Duncanson was joined by Chris Breen (bass) and Josh Stimmel on guitar. They later hooked up with drummer Ed O’Hara (who has since left and been replaced with Train Wilson) and Joe Asselin (also a past member) on harp. The group’s musical style is very much in the tradition of Chicago blues artists like Muddy Waters with a dash of southern fried soul.
In addition to Waters, they count among their influences Junior Wells, Buddy Guy, Little Milton, Tyrone Davis and Johnnie Taylor. Members of the band were also exposed to traditional blues and soul artists who performed on their local club scene in a college town filled with bars.
The band was discovered by Nick Moss while performing in a bar. In 2007 they released their debut CD.
• Shawn Pittman. Many fans know Shawn Pittman as a Texas-based singer, songwriter and guitarist. He was actually born in Talihina, Okla., and moved to Dallas at age 17. After seven years in Dallas he spent the next 14 in Austin, Texas, honing his skills before settling in Tulsa, Okla., to be closer to family.
His interest in music began when he took piano lessons at age 8. He later tried his hand at drums and saxophone but had decided by age 14 that guitar was his instrument of choice. It also didn’t hurt that his grandfather played country guitar and his grandmother was a boogie-woogie piano player.
He then encountered the sounds of legendary performers who would influence him for the rest of his life. After moving to Dallas, Pittman’s uncle would often take him over to the Schooner’s jam, where he first met and learned from musicians like Brian ‘Hashbrown’ Calway, Sam Myers, Mike Morgan, Jim Suhler, Tutu Jones and many others.
Altered Five Blues Band. Altered Five Blues Band has been called “A thunderstorm of original blues music” by the American Blues Scene. Milwaukee Magazine said the five-member band performed “some of the most gritty, swaggering, blood pumping blues ever to make its way to Milwaukee.”
Since forming in 2002, this band has become a staple of the Midwest’s band scene, winning audiences with a swaggering stomp of bruising, barrelhouse grit. The band is made up of Jeff Taylor on lead vocals, Jeff Schroedl on guitar, Mark Solveson on bass, Raymond Tevich on keyboards, and Alan Arber on drums.

Photo provided

Mato Nanji performs with his group, Indigenous.

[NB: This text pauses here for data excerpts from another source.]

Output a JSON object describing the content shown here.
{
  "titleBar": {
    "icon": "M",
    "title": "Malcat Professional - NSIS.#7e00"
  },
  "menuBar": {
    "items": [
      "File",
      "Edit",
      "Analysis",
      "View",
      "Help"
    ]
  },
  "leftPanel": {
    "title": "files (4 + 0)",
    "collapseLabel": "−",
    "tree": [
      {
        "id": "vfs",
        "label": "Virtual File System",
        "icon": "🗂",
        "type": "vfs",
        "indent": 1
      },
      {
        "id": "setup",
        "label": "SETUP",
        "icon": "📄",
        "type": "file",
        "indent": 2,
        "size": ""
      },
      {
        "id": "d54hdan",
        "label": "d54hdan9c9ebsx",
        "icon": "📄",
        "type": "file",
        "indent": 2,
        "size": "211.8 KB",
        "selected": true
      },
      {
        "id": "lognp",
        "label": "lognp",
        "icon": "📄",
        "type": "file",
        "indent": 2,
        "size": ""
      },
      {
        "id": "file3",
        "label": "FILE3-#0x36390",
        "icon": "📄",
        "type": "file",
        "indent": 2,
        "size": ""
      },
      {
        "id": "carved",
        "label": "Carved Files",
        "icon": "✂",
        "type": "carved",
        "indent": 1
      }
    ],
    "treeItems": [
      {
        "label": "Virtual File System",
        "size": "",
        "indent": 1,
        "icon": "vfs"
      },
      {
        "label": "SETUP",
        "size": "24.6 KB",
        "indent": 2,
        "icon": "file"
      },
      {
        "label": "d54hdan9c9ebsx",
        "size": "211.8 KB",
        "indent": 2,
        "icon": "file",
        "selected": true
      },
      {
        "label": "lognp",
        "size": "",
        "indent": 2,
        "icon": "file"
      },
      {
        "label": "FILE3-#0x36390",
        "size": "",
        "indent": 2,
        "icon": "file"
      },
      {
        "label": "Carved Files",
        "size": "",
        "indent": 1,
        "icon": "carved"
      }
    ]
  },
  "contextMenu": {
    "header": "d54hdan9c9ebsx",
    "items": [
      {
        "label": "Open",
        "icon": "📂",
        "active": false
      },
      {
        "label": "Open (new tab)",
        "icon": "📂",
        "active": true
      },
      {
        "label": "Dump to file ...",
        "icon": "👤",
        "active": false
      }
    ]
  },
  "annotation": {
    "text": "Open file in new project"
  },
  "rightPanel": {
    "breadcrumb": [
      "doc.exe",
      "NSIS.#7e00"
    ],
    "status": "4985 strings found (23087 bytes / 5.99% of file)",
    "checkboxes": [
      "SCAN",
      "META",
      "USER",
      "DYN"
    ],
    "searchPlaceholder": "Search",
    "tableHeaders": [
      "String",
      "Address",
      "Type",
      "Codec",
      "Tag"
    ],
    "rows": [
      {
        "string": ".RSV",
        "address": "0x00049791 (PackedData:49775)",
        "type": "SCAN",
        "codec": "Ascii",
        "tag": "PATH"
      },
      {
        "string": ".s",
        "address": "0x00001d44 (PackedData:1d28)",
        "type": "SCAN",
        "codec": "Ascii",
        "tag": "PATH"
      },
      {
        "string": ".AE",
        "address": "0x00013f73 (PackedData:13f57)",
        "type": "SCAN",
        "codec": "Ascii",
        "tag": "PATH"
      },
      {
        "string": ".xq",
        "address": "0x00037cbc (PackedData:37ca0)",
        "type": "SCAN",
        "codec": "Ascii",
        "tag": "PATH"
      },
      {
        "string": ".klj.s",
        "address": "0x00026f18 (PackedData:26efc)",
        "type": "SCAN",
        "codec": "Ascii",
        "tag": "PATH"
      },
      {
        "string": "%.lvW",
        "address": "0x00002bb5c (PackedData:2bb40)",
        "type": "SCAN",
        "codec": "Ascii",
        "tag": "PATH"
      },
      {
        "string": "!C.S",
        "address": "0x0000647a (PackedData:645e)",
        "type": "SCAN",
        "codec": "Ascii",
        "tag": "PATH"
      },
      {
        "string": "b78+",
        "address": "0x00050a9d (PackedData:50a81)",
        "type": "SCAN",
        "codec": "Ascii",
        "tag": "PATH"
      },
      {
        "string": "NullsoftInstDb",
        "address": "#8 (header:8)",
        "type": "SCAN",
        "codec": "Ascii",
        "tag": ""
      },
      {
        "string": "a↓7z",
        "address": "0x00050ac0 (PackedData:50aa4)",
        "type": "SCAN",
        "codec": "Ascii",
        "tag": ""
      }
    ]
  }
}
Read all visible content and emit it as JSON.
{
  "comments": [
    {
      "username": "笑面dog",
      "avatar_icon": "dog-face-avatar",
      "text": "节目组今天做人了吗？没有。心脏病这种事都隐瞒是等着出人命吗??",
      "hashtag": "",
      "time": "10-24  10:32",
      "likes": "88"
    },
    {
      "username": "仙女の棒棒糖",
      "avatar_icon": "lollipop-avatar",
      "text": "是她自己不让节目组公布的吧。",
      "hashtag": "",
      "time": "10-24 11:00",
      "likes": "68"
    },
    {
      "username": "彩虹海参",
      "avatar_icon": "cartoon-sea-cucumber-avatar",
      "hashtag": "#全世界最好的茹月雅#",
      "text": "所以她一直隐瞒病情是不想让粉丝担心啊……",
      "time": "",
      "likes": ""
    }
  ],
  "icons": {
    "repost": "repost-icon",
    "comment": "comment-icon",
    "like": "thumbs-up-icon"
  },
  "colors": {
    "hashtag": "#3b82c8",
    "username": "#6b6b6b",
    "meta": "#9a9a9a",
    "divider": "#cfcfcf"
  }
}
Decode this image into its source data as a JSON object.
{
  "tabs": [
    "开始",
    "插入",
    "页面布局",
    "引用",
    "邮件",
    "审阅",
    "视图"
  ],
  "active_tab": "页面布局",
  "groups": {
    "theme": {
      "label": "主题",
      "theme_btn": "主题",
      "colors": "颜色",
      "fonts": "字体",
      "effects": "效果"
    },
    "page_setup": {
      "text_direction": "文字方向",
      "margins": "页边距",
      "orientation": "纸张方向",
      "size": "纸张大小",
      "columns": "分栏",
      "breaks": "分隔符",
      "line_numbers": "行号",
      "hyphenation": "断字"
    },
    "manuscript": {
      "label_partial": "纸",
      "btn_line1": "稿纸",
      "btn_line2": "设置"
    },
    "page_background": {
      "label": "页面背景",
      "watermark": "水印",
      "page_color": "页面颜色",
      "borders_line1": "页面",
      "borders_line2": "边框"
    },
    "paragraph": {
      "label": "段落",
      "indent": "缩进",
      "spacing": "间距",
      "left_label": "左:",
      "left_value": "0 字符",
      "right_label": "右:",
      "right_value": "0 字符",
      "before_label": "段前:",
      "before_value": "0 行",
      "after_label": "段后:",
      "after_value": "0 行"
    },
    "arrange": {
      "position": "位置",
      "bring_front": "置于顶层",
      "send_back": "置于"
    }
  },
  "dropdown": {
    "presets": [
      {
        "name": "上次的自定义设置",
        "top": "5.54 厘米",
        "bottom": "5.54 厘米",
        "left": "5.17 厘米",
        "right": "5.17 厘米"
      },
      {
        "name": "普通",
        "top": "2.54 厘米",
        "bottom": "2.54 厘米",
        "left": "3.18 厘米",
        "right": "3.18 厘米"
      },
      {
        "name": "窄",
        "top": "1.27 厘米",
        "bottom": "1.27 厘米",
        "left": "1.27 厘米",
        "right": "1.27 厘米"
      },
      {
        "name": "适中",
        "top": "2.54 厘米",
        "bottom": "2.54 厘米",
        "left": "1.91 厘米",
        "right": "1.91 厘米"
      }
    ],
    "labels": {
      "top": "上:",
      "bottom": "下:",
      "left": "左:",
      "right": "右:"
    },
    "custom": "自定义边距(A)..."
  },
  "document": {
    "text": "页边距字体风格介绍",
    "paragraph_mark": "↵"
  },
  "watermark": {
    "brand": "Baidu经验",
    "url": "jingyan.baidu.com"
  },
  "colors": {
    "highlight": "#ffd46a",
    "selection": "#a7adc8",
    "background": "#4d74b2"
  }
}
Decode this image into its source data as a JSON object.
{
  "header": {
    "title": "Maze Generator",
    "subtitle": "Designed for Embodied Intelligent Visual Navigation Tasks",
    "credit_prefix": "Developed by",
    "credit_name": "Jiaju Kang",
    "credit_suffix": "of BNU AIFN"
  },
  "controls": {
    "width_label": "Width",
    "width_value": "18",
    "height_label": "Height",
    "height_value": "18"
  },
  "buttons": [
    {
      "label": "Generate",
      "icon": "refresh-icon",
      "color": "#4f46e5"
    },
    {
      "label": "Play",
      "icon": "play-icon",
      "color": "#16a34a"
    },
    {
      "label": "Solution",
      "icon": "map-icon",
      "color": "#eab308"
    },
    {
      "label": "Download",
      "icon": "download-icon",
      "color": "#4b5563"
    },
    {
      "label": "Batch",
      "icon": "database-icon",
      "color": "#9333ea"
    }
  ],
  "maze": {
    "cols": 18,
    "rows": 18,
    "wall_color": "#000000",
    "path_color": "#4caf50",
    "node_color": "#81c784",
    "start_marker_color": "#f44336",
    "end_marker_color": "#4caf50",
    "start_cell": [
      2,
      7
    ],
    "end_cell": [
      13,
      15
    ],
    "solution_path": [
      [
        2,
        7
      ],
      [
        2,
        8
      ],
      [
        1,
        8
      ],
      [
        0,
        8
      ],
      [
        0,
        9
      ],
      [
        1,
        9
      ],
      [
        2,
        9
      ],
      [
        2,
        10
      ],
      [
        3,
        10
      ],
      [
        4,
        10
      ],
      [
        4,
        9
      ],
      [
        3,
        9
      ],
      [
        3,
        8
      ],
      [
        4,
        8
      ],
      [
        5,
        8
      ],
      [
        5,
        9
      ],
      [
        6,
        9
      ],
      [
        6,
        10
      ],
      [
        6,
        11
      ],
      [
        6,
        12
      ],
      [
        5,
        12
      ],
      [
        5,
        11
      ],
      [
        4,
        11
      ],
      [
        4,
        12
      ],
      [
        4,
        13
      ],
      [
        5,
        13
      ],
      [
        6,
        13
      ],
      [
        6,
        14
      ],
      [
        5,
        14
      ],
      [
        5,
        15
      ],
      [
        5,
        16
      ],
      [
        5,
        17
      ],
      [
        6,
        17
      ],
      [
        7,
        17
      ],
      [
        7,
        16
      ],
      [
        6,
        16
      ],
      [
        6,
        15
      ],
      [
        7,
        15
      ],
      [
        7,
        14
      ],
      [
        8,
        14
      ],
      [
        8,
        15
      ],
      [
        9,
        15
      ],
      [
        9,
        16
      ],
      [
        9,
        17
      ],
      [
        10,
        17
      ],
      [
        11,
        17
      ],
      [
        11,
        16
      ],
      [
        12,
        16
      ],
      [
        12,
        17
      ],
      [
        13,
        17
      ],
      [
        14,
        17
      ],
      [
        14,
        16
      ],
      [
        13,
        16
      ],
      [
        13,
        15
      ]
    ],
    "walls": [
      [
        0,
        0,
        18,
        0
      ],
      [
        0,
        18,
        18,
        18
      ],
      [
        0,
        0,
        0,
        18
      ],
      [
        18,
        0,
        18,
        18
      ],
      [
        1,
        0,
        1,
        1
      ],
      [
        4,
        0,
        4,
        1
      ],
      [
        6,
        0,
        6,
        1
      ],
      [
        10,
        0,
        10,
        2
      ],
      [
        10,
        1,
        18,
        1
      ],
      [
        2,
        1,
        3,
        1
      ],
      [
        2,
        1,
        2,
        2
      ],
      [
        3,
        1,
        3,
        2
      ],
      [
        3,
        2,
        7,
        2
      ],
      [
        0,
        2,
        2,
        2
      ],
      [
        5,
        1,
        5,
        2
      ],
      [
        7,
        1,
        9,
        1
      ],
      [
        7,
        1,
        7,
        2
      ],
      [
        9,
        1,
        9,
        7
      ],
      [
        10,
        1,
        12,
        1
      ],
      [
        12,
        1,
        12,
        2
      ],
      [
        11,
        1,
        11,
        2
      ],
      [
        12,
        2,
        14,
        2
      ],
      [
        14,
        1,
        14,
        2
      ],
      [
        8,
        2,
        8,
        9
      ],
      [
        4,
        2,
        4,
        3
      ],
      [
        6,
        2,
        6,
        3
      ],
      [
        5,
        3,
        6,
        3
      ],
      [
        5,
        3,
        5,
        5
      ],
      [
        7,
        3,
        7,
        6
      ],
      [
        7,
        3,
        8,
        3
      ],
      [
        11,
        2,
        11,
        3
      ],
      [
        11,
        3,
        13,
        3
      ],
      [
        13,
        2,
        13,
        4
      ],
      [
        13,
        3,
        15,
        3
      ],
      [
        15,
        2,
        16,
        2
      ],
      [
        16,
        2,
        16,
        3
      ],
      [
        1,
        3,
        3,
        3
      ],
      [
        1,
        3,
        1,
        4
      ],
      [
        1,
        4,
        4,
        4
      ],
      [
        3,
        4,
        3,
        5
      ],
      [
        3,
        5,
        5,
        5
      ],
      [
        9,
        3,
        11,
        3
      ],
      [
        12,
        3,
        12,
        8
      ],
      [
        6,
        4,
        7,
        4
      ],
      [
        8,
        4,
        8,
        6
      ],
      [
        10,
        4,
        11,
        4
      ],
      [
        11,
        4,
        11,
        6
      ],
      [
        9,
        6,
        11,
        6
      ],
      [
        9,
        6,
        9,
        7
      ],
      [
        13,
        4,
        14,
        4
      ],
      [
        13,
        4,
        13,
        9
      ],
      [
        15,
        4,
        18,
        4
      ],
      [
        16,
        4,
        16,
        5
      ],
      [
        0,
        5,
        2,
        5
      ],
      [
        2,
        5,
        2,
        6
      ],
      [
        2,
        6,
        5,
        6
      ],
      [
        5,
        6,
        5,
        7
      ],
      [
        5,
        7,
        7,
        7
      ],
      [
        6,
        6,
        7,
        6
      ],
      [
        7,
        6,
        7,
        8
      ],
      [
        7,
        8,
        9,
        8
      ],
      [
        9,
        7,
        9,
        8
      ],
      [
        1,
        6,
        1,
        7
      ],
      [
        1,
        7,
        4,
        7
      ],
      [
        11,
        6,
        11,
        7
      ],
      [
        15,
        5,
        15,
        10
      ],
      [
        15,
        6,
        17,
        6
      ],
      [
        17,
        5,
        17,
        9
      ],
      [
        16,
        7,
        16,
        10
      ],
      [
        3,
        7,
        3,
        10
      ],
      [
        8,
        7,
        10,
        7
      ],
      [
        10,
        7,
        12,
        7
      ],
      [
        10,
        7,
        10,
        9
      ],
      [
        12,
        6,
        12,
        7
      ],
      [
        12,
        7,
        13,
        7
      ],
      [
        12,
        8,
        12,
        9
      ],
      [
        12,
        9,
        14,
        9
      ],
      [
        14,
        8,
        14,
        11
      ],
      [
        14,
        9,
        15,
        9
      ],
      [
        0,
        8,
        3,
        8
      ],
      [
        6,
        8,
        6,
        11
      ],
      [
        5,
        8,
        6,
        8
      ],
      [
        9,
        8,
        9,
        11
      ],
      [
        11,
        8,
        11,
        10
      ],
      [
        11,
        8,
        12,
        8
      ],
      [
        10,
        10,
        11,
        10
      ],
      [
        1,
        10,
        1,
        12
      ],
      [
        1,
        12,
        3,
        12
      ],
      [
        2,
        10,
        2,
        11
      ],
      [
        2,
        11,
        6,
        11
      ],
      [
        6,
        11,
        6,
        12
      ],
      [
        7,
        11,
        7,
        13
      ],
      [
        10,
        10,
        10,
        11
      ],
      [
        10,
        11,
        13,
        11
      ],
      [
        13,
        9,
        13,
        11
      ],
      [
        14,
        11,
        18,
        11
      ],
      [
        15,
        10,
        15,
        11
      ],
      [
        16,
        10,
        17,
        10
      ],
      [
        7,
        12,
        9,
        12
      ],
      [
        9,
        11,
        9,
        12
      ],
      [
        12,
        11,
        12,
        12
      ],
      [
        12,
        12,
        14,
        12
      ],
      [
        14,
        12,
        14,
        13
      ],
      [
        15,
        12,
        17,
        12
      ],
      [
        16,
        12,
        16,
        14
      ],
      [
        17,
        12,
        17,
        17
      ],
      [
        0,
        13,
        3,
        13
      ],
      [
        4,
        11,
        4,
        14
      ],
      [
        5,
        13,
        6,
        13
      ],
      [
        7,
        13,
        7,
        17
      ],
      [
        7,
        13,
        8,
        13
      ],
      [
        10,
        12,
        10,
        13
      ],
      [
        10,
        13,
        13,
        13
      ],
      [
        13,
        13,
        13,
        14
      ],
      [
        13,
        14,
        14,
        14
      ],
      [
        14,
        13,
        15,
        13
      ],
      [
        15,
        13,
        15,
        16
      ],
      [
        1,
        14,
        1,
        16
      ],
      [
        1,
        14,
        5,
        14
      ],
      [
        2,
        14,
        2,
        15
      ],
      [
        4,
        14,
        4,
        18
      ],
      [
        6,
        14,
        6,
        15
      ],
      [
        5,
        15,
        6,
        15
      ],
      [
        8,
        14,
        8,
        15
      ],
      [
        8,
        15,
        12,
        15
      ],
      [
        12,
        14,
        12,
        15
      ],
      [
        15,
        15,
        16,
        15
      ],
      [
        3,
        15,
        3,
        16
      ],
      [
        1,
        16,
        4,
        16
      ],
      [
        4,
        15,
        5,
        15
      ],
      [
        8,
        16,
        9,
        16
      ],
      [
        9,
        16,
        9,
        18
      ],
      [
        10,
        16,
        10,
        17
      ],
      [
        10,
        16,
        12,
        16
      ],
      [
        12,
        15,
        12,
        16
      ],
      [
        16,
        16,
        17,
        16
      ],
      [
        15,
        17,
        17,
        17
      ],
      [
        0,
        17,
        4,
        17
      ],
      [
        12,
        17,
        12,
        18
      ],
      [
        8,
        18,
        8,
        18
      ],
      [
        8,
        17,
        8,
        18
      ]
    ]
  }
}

Indigenous is an American blues rock band that was originally formed with two brothers, Mato Nanji on vocals and guitar and Pte on bass guitar, along with their sister, Wanbdi on drums and vocals, and cousin Horse on percussion.
The Nakota Nation members grew up on South Dakota’s Yankton Indian Reservation, where their father, Greg Zephier Sr., was a well-known and highly respected spiritual advisor and spokesperson for the International Indian Treaty Council. He was also a musician in the 1960s and 1970s, playing with The Vanishing Americans. Their father provided his children with records from blues musicians such as B.B. King, Buddy Guy, and Freddie King, and taught them to play their respective instruments.
In 1998 Indigenous released their award winning debut album, “Things We Do.” The title track’s video was directed by Chris Eyre (Smoke Signals), won the American Indian Film Festival Award and was shown at the prestigious Sundance Film Festival.

While still in their formulative years, the young band caught the attention of blues icon B.B. King and was invited to play on his annual B.B. King’s Blues Tour in 1999. A year later they released “Circle,” which was produced and arranged by Stevie Ray Vaughan’s longtime friend and collaborator, the late Doyle Bramhall Sr.